In the first half of the repair of this vintage bass drum (1233: (pt 1)), I wrote about making a new counter hoop, fixing the shell and making replacement tuning lugs. The lugs are now back from the chrome platers, but more importantly, the drum is now needed by my customer at the end of the month. In order for me to realise the deadline, and fit in with my delivery schedule, I need to finish the bass drum today so it is ready to be delivered at the end of the week.
After selecting a calfskin big enough and then putting it in to soak, I get everything ready to lap the head onto the existing flesh hood that I repaired.
I like to leave the lapping to dry for a bit, so that the skin becomes tacky and starts to stick to itself before I put it on the drum. It will take 48hrs for the skin to completely dry around the hoop, but the playing surface will start drying quickly. So as long as I keep the playing surface wet, I have plenty of time to do the drum and get the head on later in the day.

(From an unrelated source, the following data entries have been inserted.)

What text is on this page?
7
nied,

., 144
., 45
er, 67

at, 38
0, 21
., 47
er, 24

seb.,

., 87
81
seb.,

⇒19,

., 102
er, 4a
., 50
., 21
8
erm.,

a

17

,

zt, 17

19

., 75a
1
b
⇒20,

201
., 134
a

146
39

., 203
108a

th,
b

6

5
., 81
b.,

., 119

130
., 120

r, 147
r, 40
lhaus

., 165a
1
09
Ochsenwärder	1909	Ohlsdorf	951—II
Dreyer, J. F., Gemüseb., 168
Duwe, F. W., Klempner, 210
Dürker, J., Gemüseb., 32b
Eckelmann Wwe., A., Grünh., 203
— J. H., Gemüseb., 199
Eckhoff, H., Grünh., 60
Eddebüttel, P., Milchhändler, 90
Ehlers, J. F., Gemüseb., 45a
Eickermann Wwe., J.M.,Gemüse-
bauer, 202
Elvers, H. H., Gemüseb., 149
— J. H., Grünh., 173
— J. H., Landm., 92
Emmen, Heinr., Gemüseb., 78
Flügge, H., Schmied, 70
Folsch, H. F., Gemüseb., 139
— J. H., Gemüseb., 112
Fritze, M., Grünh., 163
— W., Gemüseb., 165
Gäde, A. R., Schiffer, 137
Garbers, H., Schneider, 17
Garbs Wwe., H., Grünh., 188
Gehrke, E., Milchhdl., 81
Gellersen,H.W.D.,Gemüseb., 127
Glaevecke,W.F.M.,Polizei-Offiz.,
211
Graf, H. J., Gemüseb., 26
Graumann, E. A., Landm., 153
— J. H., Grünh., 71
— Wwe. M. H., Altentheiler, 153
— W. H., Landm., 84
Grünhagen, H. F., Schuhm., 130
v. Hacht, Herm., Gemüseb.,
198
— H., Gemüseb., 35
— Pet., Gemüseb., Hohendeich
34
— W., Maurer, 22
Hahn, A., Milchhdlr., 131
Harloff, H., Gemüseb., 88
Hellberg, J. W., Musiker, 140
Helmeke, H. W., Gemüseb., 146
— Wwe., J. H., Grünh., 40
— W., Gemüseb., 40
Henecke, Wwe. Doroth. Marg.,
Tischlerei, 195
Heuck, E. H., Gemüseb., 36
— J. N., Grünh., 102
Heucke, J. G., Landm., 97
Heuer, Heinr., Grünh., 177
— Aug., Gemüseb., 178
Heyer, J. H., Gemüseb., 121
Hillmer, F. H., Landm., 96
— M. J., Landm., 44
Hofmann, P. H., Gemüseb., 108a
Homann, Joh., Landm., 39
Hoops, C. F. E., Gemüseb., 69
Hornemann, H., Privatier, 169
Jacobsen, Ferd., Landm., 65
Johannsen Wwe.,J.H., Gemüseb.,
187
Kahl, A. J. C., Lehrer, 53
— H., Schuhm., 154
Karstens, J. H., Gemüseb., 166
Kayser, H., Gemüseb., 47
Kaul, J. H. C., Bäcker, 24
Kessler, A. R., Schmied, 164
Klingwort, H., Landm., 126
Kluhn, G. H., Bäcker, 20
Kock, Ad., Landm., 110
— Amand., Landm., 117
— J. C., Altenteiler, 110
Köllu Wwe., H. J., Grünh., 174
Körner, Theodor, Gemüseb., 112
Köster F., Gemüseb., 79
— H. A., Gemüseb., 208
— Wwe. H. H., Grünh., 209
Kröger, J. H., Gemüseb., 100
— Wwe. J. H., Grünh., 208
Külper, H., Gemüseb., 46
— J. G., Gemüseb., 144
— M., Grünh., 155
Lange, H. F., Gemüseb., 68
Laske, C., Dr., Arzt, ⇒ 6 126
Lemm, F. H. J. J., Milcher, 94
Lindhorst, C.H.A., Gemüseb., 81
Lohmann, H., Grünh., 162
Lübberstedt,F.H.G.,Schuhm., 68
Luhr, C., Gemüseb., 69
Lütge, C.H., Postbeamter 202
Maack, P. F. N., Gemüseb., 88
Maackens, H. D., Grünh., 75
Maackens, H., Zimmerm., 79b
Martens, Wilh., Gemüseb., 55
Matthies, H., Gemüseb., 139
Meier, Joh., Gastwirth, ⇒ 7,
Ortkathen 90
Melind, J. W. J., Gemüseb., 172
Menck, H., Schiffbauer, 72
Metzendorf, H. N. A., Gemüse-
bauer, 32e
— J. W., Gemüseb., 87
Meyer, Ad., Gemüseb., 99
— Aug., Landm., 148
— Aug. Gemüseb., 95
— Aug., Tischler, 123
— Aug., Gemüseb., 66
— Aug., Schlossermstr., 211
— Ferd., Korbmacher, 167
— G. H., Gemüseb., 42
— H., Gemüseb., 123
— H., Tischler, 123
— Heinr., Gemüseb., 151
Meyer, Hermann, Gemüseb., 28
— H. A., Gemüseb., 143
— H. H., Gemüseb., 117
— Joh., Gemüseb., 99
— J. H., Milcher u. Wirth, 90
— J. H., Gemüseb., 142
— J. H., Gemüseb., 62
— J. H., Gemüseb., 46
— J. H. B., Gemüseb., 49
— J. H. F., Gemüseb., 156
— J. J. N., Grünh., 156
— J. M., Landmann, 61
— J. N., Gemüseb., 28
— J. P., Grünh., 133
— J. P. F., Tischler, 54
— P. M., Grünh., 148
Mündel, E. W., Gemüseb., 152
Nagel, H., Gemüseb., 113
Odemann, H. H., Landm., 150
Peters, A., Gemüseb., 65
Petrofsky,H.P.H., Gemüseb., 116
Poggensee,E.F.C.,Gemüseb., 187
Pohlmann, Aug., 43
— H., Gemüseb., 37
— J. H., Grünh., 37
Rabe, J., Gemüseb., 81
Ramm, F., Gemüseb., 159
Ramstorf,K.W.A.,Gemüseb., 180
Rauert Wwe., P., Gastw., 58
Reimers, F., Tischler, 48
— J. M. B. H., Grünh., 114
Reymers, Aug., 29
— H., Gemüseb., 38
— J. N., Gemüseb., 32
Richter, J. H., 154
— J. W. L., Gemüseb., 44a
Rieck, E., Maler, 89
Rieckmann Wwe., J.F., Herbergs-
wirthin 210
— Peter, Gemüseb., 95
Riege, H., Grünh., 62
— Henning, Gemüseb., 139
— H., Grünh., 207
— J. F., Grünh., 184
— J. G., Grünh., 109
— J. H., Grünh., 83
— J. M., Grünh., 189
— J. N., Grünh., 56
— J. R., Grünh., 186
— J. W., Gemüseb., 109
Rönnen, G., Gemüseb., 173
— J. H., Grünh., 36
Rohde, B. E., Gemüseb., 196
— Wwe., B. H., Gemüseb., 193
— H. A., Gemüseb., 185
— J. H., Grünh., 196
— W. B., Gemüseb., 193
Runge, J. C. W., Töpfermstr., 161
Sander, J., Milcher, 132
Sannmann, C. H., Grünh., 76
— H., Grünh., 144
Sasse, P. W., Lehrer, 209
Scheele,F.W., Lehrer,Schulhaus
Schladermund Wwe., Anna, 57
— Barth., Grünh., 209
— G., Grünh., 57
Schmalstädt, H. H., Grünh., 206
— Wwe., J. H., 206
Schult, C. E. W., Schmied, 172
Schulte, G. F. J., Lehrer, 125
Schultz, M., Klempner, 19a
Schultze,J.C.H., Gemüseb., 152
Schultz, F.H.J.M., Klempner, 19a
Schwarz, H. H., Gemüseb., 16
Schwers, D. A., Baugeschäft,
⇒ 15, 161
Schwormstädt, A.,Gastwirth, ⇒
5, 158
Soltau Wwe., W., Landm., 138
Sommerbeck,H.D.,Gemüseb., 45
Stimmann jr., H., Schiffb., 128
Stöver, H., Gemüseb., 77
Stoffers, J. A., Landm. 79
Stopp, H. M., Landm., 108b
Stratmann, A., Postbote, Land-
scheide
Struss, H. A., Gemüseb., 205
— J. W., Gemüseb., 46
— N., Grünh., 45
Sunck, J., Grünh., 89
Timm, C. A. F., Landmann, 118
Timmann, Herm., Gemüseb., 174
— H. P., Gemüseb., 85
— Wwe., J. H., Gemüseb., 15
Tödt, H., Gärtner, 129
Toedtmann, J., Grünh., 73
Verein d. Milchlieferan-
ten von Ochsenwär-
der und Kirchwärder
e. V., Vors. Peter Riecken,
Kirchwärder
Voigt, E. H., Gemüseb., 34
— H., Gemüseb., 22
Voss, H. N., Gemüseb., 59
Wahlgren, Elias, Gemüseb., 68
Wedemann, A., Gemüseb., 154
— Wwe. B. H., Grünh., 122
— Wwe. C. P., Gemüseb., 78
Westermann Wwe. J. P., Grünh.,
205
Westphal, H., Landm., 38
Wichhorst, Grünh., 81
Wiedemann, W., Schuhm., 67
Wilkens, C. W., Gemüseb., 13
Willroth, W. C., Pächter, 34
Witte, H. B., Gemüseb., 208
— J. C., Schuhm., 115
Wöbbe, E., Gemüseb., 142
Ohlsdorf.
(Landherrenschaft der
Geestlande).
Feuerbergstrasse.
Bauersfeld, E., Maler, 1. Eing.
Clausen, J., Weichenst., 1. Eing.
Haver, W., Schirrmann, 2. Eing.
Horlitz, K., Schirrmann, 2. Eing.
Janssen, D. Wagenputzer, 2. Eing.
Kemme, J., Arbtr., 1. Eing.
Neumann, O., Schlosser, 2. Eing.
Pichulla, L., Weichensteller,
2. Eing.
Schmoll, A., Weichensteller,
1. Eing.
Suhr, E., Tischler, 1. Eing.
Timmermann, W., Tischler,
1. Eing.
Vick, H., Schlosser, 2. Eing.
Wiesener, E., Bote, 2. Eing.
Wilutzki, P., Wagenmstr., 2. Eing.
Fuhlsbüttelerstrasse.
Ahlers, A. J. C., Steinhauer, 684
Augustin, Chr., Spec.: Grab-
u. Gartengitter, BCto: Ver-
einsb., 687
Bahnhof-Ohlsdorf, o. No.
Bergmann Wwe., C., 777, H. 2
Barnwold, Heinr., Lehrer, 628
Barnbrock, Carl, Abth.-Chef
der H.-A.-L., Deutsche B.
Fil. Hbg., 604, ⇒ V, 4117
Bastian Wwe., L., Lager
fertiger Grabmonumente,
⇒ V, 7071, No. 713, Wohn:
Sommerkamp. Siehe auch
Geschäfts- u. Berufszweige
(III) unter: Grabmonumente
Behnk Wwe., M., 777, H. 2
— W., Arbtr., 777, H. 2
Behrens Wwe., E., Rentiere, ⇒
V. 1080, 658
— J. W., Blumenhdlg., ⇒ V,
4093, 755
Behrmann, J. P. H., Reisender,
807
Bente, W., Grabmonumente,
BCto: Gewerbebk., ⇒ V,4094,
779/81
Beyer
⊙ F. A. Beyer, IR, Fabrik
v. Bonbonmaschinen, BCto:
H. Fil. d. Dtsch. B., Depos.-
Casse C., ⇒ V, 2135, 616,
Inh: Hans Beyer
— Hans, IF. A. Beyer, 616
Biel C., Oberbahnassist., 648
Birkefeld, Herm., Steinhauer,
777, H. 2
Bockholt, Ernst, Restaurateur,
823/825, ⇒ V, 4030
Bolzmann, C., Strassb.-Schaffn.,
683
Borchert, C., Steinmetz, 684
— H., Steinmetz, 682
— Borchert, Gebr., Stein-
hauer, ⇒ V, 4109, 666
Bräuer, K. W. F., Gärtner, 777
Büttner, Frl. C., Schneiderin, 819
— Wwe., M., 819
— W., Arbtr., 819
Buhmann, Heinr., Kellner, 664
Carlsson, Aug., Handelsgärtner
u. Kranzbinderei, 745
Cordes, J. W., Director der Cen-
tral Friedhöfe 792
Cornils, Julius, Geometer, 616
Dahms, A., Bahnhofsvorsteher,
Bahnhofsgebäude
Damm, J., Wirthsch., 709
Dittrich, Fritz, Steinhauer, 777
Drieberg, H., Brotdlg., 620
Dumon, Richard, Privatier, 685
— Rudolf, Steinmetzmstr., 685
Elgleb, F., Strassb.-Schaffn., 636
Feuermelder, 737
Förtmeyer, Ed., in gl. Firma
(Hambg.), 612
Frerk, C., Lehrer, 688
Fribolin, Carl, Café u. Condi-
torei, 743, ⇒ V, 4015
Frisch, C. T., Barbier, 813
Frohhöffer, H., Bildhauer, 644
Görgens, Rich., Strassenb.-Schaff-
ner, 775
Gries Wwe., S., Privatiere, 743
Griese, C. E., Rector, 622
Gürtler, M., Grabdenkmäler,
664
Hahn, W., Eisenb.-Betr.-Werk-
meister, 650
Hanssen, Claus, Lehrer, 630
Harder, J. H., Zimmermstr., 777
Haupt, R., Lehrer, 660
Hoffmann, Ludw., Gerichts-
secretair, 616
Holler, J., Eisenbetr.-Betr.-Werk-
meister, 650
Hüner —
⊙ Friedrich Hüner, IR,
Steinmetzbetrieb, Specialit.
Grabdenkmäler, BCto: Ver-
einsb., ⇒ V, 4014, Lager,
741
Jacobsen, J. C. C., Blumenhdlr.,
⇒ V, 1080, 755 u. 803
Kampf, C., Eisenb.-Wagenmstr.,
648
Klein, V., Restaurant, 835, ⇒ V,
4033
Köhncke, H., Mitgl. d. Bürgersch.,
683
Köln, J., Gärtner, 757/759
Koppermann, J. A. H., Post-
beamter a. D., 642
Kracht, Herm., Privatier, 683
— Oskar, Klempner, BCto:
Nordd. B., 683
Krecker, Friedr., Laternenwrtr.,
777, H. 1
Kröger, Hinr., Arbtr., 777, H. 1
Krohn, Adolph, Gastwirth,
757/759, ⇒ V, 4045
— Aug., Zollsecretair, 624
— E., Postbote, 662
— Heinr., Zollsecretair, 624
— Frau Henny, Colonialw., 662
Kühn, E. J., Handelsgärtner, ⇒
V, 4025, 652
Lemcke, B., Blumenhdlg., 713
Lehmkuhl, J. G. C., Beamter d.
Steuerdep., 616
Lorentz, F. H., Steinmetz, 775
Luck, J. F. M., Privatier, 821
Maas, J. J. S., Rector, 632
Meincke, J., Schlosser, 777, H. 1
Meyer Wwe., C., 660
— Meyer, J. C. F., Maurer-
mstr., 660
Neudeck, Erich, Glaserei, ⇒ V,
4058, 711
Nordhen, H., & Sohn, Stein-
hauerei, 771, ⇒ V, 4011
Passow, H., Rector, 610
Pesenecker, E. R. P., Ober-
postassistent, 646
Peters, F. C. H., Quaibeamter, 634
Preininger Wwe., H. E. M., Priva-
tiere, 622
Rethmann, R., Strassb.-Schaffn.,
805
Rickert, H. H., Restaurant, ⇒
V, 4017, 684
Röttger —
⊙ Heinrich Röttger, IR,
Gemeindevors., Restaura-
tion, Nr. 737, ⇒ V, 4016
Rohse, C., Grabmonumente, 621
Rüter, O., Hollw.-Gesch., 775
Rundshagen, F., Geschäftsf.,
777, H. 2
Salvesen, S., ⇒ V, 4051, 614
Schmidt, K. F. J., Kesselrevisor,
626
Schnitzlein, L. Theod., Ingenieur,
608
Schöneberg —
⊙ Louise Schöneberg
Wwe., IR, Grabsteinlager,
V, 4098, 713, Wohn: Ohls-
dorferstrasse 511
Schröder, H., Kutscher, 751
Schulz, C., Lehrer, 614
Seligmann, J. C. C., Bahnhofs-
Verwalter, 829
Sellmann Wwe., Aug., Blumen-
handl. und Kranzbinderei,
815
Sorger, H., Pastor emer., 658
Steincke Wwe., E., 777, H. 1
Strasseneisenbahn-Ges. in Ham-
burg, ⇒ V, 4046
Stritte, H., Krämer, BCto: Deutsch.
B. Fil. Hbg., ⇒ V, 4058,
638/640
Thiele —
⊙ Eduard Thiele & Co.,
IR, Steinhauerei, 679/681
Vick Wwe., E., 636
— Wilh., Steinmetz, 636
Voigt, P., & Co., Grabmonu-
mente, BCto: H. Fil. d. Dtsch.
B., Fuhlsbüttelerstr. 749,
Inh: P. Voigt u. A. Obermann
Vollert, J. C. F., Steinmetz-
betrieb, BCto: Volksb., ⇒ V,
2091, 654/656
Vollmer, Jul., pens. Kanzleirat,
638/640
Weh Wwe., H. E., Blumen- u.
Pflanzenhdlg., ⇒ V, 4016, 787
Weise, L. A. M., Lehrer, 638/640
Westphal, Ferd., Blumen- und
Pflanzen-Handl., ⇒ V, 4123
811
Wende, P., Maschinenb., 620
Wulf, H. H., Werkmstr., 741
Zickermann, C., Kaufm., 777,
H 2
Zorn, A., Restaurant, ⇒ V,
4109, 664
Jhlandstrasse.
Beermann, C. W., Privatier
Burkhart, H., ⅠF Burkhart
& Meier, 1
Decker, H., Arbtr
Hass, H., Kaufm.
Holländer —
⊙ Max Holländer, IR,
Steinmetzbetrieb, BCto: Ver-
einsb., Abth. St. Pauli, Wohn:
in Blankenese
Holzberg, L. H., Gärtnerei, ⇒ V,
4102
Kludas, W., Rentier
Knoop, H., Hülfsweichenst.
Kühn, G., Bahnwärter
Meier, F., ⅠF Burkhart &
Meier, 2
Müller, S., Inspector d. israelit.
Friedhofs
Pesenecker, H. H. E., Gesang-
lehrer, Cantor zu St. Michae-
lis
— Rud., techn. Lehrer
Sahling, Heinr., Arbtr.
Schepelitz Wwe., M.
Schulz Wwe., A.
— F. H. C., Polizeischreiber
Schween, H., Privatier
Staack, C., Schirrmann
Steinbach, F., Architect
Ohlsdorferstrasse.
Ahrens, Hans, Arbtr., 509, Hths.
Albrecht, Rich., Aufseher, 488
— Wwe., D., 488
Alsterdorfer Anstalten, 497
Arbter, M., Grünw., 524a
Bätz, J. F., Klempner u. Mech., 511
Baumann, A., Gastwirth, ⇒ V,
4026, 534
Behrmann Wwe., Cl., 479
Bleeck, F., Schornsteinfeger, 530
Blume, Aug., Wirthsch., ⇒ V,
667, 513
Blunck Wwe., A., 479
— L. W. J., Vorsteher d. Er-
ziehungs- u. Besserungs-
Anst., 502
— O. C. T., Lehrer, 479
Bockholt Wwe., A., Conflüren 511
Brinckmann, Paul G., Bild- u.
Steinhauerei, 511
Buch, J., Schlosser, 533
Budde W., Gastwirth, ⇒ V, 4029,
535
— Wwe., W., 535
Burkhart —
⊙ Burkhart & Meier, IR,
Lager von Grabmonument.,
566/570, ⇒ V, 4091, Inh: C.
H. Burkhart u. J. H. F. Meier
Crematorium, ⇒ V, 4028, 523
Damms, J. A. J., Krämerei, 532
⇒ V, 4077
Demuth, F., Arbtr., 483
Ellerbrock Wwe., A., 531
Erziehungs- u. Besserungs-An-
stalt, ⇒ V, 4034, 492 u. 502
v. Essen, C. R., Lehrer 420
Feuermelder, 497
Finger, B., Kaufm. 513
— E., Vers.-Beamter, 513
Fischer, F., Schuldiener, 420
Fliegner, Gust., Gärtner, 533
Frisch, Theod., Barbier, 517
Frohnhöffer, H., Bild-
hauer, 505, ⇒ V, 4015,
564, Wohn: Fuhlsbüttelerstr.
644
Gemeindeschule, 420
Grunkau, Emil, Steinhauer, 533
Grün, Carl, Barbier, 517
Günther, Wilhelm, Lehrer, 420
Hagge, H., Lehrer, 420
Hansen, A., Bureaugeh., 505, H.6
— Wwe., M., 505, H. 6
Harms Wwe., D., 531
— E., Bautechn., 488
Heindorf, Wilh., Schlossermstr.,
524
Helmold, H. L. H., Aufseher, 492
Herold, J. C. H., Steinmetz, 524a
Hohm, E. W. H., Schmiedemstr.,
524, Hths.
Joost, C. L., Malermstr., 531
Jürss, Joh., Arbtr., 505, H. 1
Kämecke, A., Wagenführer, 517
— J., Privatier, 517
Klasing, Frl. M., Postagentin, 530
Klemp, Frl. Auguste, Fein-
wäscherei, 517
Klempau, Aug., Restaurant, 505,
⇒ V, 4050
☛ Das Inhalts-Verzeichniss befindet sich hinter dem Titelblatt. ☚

In 1233: (part 1) I made new barrels for the tension rods to screw into. What I didn’t have was a tap long enough to put in a 2.1/4″ deep thread into the barrel. I had to order these specially, so sent the stuff to be plated during the delay. The video below shows the problem I had. It is a bit boring (in both meanings of the word), but it shows how the thread feels like it is going on and on and on.
Once the threads are cut and checked, I can assemble the drum shell and start preparing to put on the head.
I have mentioned putting on heads in other posts, and explained what I do. This time I remembered to video it!
With both heads evenly set, the drum is now finished, and has plenty of time to dry before Friday.
Today of course is polling day – time for us to support the essentially anti-democratic and self serving political system that we have here in the UK (and aggressively export). We will all (well about 10% of us) go out and give a mandate for 650 corrupt, dishonest and dishonorable bloody idiots to avoid the big issues for another 5 years. Politicians call it voter apathy (because they are a bit thick) but I think that they are wrong; it is not apathy, the general public is more political than ever (the one good thing that ukip have exposed). In our democratic system we have no constitutional ability to change how the country is run. The ability to do that is in the hands of the government, and mp’s won’t vote to get rid of themselves, they won’t even take a pay cut! Rant over.
It is funny how that what I am repairing goes in cycles; this winter I was doing timps after timps, now it is all vibes and drums. Here is yet another little drum that needs a new head.
As usual I forgot to take a before shot, but all I have done is put the new skin in the drink and taken the old heads off the drum. This is the old style fittings where both heads pull against each other, so the tension bolts are as long as the drum is deep, and the lugs are little eyes that they pass through.
Now I have the pieces, I cut the split head off its flesh hoop so that I can reuse the hoop, onto which I lapped the new skin. I do this first so that the lapping has a bit of time to dry out.
Next all the metal work, which is nickel plated, gets cleaned up, and the threads degreased. You know how oil can soak into your hands and make them stink, stained, dry and sore? Well the same happens to drum heads, because it is the same stuff (more or less) that we are covered in. DO NOT USE PETROCHEMICAL PRODUCTS ON DRUMS WITH NATURAL HEADS. If you come across a drum smothered in grease – it has been worked on by a moron!
With all the metal work finished, I now turn my attention to the drum shell. The critical part is the bearing edge, so this gets cleaned and lightly sanded, finishing with an almost polished surface. What I am wanting is a nice surface over which the skin will slide; what I don’t want are fibres of wood standing up like little spikes.
So now I have got the bearing edge how I like it, I now seal it to stop water going in and lifting the wood fibres. Candle wax, being made from paraffin which is an extract of oil is exactly what I don’t want to use to seal the bearing edge. Beeswax would be OK, but I use tallow which is a boiled sheep. I rub this into the wood using friction to generate heat enough to melt the tallow so that it can run into all the microscopic gaps in the wood fibres. I go over the drum a second time but also go down the sides a little so that the inside of the flesh hoop doesn’t stick to the drum shell as it dries. Finally I use tallow to lubricate the threads on the tension rods, and where there is metal to metal contact.
With everything clean and slippery, now the easy part – I put the drum head on, and the job is finished.